Coffee is one of the most consumed beverages in the world, second only to water. In most countries around the world, coffee drinkers outnumber tea drinkers (with exceptions such as China, the UK, and Turkey), while in Japan, both beverages are equally popular. It is well known in many cultures that tea, specifically green tree, has numerous health benefits, but does coffee also promote good health?
The answer is probably yes. In August 2017, “Annals of Internal Medicine,” a leading scientific journal, published two large studies that, when combined, included more than 700,000 people. Both studies showed that moderate coffee consumption was significantly associated with lower mortality rates.
The history of coffee and its place in the world.
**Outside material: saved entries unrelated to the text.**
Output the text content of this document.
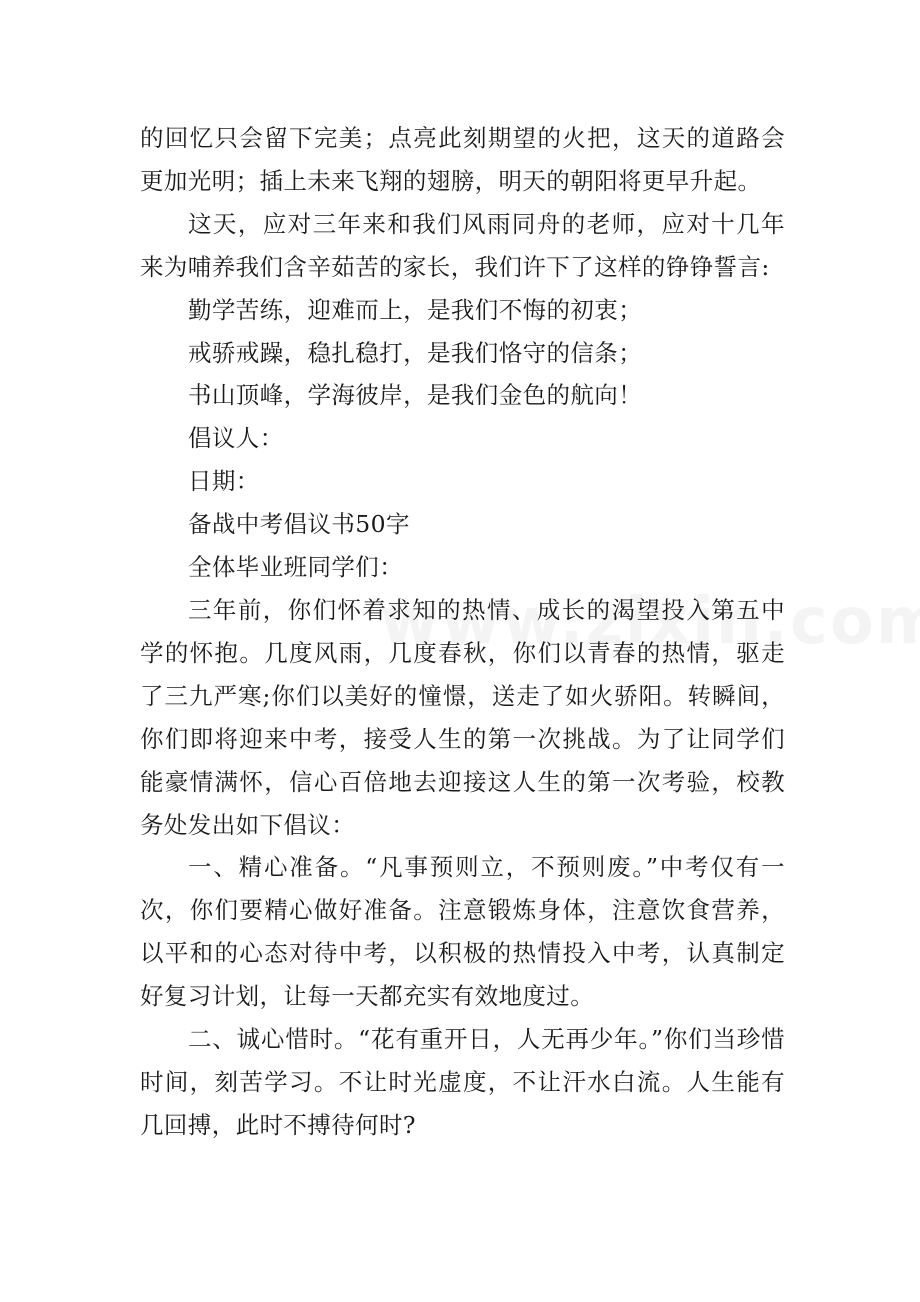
的回忆只会留下完美；点亮此刻期望的火把，这天的道路会更加光明；插上未来飞翔的翅膀，明天的朝阳将更早升起。

这天，应对三年来和我们风雨同舟的老师，应对十几年来为哺养我们含辛茹苦的家长，我们许下了这样的铮铮誓言:

勤学苦练，迎难而上，是我们不悔的初衷；

戒骄戒躁，稳扎稳打，是我们恪守的信条；

书山顶峰，学海彼岸，是我们金色的航向！

倡议人：

日期：

备战中考倡议书50字

全体毕业班同学们：

三年前，你们怀着求知的热情、成长的渴望投入第五中学的怀抱。几度风雨，几度春秋，你们以青春的热情，驱走了三九严寒;你们以美好的憧憬，送走了如火骄阳。转瞬间，你们即将迎来中考，接受人生的第一次挑战。为了让同学们能豪情满怀，信心百倍地去迎接这人生的第一次考验，校教务处发出如下倡议：

一、精心准备。“凡事预则立，不预则废。”中考仅有一次，你们要精心做好准备。注意锻炼身体，注意饮食营养，以平和的心态对待中考，以积极的热情投入中考，认真制定好复习计划，让每一天都充实有效地度过。

二、诚心惜时。“花有重开日，人无再少年。”你们当珍惜时间，刻苦学习。不让时光虚度，不让汗水白流。人生能有几回搏，此时不搏待何时?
The coffee plant originates from Ethiopia and was first discovered sometime during the 9th century. Legend has it that a goat herder named Kaldi discovered coffee when his goats ate the red berries from the tree. After that, the goats were seen to have a surge of energy and would not sleep through the night, leaving Kaldi tossing and turning in bed. Kaldi ate the fruit and felt his energy rise.
He shared his discovery with a local monastery, where monks boiled the fruits, but the brew was so bitter that the remaining fruits were thrown into the fire when consumed. However, when they attempted to roast the seeds, a sweet aroma filled the air, and they realized that the resulting product could be used to make a tasty drink. Some have argued that Kaldi’s discovery did for the world what Steve Jobs did for Apple.